Purewords is a package used to clean raw texts for all languages.
pip install purewords
import purewords
# raw sentence
inputs = "ha hi!!hello I\'m at http:www.google.com.tw\n\n"
+ "you know yahoo? my_computer is great. My phone number"
+ "is 02-3366-5678. <br>的啦<br> my password: 123-abc$99&^%Y)\'_\'(Y "
Word tokens are splitted with whitespace
# result: string
purewords.clean_sentence(inputs)
'ha hi hello i am at _url_ you know yahoo my computer is great my phone number is _phone_ 的 my password _num_ abc _num_ y y'
Split document with some confident splitting token such as '.' or '?'.
# result: list of cleaned string
purewords.clean_document(inputs)
['ha hi', 'hello i am at _url_', 'you know yahoo', 'my computer is great', 'my phone number is _phone_', '的 my password _num_ abc _num_ y y']

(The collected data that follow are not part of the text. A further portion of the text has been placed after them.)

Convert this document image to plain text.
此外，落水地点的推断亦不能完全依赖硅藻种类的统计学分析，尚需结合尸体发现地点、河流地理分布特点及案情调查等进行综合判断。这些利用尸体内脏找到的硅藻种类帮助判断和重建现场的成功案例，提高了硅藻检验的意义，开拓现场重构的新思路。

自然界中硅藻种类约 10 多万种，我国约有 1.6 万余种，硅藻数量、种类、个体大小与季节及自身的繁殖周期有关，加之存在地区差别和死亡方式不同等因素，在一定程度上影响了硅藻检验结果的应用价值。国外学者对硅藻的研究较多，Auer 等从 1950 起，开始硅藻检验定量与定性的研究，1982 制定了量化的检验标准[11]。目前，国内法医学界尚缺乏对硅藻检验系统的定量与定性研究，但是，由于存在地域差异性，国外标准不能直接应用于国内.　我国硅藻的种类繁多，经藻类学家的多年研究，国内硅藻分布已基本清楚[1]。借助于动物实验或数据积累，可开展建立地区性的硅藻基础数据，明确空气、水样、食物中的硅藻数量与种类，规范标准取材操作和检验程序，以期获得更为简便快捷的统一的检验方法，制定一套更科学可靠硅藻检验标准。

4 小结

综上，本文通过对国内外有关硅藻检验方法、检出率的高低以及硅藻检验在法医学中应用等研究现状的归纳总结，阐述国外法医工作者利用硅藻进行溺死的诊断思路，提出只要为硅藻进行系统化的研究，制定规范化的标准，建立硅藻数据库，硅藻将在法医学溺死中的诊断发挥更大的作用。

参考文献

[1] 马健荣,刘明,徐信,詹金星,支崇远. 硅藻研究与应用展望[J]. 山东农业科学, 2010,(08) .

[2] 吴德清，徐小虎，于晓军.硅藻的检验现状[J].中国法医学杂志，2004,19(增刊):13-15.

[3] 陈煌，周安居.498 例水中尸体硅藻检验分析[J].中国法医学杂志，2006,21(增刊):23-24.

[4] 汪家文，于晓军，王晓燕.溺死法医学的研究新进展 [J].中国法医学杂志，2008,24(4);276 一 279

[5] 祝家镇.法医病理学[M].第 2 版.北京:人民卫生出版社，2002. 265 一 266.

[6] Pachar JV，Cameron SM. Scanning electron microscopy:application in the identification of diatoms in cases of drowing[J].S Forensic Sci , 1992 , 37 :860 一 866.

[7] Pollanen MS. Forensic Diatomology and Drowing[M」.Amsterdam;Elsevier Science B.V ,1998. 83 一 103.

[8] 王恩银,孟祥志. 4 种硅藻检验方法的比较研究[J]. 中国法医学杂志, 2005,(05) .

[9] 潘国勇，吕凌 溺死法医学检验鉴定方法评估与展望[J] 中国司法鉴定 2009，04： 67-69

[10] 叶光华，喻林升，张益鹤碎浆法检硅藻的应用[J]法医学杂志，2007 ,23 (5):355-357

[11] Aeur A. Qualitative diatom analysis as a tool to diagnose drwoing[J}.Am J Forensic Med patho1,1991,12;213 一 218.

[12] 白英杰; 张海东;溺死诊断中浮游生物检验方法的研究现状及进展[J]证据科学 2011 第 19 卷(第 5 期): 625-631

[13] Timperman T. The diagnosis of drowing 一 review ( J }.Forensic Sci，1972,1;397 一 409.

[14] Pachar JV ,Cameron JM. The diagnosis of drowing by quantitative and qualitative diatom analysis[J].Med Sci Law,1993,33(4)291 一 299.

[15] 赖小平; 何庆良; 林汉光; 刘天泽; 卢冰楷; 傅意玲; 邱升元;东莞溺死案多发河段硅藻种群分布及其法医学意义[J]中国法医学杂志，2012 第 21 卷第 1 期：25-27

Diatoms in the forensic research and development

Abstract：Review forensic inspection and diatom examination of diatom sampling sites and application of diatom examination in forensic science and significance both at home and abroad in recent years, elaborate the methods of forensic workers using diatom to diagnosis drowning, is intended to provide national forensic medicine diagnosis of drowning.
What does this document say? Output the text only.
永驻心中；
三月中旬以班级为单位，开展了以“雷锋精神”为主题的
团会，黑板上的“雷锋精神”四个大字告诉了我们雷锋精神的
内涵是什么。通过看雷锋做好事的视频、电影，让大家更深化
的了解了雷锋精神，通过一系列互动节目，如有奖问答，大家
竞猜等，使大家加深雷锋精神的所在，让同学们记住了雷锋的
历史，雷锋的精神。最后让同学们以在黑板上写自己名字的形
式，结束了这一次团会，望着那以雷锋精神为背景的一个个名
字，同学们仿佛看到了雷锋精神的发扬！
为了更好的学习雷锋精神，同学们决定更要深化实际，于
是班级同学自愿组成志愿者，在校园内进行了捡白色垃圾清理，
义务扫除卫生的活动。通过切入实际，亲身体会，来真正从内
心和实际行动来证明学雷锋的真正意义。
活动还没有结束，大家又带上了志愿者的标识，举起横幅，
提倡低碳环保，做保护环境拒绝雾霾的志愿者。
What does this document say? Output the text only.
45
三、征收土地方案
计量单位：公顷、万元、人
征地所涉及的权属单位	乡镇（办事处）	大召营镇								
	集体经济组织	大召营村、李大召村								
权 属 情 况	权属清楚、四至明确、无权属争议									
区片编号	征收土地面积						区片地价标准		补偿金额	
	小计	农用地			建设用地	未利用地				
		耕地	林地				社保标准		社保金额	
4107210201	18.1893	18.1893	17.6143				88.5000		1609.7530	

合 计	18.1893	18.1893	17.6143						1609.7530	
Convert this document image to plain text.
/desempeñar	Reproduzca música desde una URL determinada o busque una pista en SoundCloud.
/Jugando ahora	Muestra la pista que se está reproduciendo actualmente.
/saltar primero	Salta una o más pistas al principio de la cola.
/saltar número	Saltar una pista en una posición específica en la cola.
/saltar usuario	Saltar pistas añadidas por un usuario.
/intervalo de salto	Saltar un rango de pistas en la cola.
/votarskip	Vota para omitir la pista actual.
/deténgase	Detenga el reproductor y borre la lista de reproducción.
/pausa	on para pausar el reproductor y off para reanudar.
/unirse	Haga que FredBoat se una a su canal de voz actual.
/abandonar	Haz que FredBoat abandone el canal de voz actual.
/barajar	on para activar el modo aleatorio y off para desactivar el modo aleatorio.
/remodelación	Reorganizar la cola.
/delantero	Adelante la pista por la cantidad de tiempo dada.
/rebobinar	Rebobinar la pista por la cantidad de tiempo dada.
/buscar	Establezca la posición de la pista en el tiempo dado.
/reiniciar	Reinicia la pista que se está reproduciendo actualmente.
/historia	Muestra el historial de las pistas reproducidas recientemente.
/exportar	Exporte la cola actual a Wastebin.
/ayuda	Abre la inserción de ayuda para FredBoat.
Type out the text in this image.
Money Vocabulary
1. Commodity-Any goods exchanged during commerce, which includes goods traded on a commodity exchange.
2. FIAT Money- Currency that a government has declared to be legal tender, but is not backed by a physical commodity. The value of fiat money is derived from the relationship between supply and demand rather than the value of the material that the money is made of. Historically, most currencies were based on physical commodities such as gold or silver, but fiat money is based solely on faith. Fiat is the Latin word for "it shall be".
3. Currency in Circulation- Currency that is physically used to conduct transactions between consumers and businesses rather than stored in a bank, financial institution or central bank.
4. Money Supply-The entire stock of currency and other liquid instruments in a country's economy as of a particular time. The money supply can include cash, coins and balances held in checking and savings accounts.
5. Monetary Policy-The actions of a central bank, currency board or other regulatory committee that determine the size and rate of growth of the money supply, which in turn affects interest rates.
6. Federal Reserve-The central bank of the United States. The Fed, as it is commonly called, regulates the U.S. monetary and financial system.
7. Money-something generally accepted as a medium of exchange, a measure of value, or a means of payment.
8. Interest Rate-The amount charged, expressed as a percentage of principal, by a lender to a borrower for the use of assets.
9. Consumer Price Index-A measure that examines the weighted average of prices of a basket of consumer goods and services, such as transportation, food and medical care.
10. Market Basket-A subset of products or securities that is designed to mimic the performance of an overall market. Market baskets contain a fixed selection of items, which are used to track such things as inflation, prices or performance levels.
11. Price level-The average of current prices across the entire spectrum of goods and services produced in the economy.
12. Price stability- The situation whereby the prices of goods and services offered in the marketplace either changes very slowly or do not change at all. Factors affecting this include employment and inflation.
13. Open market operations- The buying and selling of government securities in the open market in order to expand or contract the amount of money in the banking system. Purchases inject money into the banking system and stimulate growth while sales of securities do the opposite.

You can use different setting in purewords.
import purewords
from purewords.tokenizer import YoctolTokenizer
from purewords.filter_collection import document_filters
from purewords.filter_collection import token_filters
tokenizer = YoctolTokenizer()
pw = purewords.PureWords(
tokenizer=tokenizer, # select your tokenizer
document_filters=document_filters, # select your document filters
token_filters=token_filters, # select your token filters
max_len=200, # cut long sentence whose length exceed max_len
min_len=1 # ignore short sentence
)
inputs = 'This is a sentence.'
pw.clean_sentence(inputs)
pw.clean_document(inputs)
You can select WhitespaceTokenizer
tokenizer if you prefer tokenize
sentences with whitespace or JiebaTokenizer
for default jieba setting.
Otherwise, we use yoctol jeiba tokenizer as our default setting.
from purewords.tokenizer import WhitespaceTokenizer
tokenizer = WhitespaceTokenizer()
pw = purewords.PureWords(
tokenizer=tokenizer
)
You can add new word in JiebaTokenizer to customize your tokenizer.
from purewords.tokenizer import JiebaTokenizer
tokenizer = JiebaTokenizer()
tokenizer.add_word(new_word, freq, tag) # The setting is same with jieba.add_word
tokenizer.add_words(new_word_list, freq, tag)
pw = purewords.PureWords(
tokenizer=tokenizer
)
You can customize your preprocesing ways in purewords.
token_filters: preprocess tokens after tokenization of each sentence
You can create your customized filters by adding your filters in our filter collection class.
Filter means a callable object which receives a raw sentence and returns the processed one.
The preprocessing order is consistent with the adding order of filters.
from purewords.filter_collection import BaseFilterCollection
custom_filters = BaseFilterCollection()
custom_filters.add(filter_1)
custom_filters.add(filter_2)
...
custom_filters.add(filter_n)
pw = purewords.PureWords(
tokenizer=tokenizer,
document_filters=custom_filters,
)
You can add stopwords in purewords/config/stopwords.txt
.
Preprocess text files into a single cleaned document from command line.
Usage:
python -m purewords input_file_path
Or, you can use following command to clean all the txt files in your directory.
python -m purewords -d your_raw_text_dir
If you prefer long sentences and want to ignore short sentences less than 5 words, you can try this.
python -m purewords -min 5 your_text_file
Or you prefer short sentences less than 30 words and want to cut long sentences into short sentences.
You can set up the maximun sentence length like this.
python -m purewords -max 30 your_text_file
You can also use multi-trhead to speed up the cleaning process.
In the follwoing example, you clean all the text files with 4 threads
python -m purewords -j 4 -d your_raw_text_dir